Soleil d’hiver

Il paraît que j’ai changé de voix depuis que je suis à Paris. Adieu à cette sensation de ne pas être à sa place et aux cauchemars qui pourrissaient mon existence, bonjour à l’apaisement et au sommeil réparateur. J’aurais essayé la province sans succès, à plusieurs reprises, le Sud puis le Nord, rien n’y fait, ce n’est pas chez moi. Je comprends ceux qui n’aiment pas Paris, j’entends leurs arguments, j’ai quitté la capitale pour ces raisons. Mais c’est chez moi, j’ai les codes, je suis comme un poisson dans l’eau. À propos le lac Daumesnil était gelé ce matin, je me demande où sont les poissons… (j’ai trouvé la réponse). J’ai décidé de fêter le début du week-end en faisant une promenade au bois de Vincennes par moins cinq degrés. Comme j’aime l’hiver ! J’en profite parce que bientôt déjà il fera dix degrés et la pire saison de l’année fera son entrée, j’ai nommé le printemps ou la saison des suicides. Avec le corona, il y en aura sans doute encore plus cette année.

Le bois de Vincennes le samedi matin tôt c’est magique surtout quand le soleil est au rendez-vous, les enfants ne sont pas encore là, tout est calme, seuls des chiens courent la langue qui pend sur le côté pendant que leur maître tente de faire un jogging. Respect éternel pour les coureurs du matin, j’aimerais avoir leur obstination.

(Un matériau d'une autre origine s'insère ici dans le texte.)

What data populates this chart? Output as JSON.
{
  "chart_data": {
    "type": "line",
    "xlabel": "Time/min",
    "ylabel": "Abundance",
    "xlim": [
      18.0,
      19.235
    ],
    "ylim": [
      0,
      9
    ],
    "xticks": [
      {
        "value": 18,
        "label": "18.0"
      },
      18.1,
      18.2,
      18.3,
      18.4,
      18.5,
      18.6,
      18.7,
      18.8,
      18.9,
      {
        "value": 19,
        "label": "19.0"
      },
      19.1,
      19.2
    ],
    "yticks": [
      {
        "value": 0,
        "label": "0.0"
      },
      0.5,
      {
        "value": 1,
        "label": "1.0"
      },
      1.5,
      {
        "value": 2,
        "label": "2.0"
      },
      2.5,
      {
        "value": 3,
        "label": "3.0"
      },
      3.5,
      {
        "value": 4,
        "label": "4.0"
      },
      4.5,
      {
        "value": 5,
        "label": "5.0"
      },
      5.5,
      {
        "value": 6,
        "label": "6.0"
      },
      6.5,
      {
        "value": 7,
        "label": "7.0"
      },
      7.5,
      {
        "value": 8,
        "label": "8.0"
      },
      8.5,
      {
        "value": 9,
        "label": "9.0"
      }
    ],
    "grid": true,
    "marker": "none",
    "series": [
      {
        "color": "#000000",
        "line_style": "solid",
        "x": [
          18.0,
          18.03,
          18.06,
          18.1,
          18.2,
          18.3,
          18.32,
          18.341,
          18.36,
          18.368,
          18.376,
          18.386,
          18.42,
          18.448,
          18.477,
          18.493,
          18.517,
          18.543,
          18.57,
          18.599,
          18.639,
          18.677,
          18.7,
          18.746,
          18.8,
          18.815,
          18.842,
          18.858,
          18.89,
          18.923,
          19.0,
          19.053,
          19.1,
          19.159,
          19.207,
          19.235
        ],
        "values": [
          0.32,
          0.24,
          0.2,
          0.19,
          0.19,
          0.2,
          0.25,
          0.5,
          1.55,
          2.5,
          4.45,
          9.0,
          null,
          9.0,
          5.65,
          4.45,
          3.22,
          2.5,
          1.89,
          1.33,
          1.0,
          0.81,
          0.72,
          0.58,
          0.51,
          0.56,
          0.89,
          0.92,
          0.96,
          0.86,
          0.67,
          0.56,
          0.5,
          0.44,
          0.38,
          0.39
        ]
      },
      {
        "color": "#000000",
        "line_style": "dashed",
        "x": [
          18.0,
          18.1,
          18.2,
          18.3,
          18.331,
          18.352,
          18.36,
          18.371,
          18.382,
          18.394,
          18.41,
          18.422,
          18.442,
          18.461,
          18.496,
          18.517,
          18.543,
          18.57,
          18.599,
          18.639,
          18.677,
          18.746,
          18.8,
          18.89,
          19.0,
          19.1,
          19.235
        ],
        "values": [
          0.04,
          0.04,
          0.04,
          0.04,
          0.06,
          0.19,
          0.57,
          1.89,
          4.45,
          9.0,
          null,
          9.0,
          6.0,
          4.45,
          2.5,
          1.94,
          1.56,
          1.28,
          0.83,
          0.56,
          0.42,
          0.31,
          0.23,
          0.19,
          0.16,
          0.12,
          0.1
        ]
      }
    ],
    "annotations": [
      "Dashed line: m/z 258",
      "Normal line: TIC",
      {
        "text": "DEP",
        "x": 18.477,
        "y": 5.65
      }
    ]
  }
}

Quand j’ai vu ce banc j’ai eu envie de m’y asseoir avec quelqu’un mais qui ? Les bancs sont faits pour les amoureux, est-ce-que ça marche si c’est moi que j’aime ? Justement, demain c’est la Saint-Valentin, des femmes se verront offrir des roses rouge, de la lingerie en dentelle et des savons en forme de cœur sans savoir que cette fête est à l’origine destinée à pourchasser les femmes dans les rues pour les fouetter dans le but de les rendre plus fécondes… faut-il préciser que ces « réjouissances » étaient également l’occasion de viols collectifs jamais punis ? Mais je vous en prie, reprenez donc un verre de champagne pour fêter Saint-Valentin qui aurait été décapité un 14 février pour avoir célébré des mariages dans la clandestinité. Sombre histoire que cette fête !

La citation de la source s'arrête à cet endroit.